ME SO’ LANCIATA.
O meglio, ho lanciato.
L’ago.
Proprio lì, dove generalmente non batte il sole.
Ma dove ora batte una cifra il nervo sciatico.
Dentro il mio cervello mi sono ripetuta venti volte la sequenza delle cose da fare.
La fronte imperlata di sudore, ho visto avvicinarsi il momento.
Ho caricato la siringa. Allontanato la mano.
Ho mirato con attenzione.
Velocemente la pelle di Homo si è avvicinata come in uno zoom al microscopio.
Più vicina.
Più vicina.
ZAC.
Fatta.
Per poco non sono svenuta.
Fortunatamente ciò che mi ha impedito di apparecchiarmi ai piedi del letto è stata la voce del mio medico curante al quale avevo chiesto il giorno prima:
“Scusa ma alla peggio, cioè se sbaglio, che succede?”.
Già immaginavo un’emorragia, un’embolo, un disastro insomma.

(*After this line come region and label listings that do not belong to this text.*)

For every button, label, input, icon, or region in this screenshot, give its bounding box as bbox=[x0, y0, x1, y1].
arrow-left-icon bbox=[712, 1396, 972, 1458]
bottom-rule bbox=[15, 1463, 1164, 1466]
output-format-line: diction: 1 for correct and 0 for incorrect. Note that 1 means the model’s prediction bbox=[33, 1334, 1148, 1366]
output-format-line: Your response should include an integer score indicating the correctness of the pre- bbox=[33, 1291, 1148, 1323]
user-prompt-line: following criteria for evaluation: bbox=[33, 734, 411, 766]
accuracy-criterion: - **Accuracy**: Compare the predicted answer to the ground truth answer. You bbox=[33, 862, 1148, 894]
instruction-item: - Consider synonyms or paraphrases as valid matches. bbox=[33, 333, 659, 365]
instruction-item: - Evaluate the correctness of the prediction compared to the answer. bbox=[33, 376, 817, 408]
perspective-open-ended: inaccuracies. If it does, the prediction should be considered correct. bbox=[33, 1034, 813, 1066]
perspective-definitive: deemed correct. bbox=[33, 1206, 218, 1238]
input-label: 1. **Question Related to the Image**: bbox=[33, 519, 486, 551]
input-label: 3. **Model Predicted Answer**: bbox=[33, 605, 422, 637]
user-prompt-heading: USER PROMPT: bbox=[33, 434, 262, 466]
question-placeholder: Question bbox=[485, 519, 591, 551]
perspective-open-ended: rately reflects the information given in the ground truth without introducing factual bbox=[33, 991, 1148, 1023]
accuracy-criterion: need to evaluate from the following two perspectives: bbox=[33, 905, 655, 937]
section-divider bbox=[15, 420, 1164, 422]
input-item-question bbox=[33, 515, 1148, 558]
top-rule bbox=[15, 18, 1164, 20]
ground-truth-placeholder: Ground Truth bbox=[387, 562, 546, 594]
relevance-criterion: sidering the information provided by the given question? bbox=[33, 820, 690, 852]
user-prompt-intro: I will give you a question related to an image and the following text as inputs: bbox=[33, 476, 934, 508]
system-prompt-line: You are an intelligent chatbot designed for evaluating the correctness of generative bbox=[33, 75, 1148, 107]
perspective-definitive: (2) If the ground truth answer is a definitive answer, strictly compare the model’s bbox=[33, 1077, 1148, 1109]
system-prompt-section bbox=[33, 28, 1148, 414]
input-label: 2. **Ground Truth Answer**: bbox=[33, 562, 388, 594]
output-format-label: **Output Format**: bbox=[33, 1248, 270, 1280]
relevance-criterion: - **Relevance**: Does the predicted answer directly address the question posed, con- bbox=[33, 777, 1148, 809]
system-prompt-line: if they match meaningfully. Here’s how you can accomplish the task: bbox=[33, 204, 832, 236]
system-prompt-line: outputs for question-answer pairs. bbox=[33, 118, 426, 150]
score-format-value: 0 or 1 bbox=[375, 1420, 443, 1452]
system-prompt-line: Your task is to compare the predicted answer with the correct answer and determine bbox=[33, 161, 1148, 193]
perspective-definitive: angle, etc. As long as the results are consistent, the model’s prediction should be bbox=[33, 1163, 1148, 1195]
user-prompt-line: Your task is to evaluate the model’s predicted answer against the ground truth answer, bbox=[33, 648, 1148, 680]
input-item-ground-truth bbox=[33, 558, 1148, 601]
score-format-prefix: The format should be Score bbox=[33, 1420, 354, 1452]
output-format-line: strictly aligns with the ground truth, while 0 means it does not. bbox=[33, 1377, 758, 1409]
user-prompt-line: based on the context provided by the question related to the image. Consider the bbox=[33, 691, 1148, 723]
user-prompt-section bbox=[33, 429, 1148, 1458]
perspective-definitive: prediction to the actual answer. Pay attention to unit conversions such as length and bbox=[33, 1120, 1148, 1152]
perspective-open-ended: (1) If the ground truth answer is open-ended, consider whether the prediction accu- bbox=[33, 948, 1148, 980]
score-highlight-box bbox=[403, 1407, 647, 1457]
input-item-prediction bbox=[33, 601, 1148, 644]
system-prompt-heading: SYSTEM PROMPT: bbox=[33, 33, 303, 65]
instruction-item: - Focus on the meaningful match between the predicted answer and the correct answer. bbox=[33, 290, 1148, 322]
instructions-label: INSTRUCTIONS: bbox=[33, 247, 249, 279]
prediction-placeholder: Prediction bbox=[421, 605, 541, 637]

Mi vedevo vedova inconsolabile vestita di nero con impermeabilino lucido anni settanta e scarpe scamosciate nere con zeppa.
(E che cazzo! Quando una cià classe, cià classe sempre no?!)
Il dottore mi ha guardato e placido mi ha risposto:
.
“E che je succede? Je viene er bozzo!”.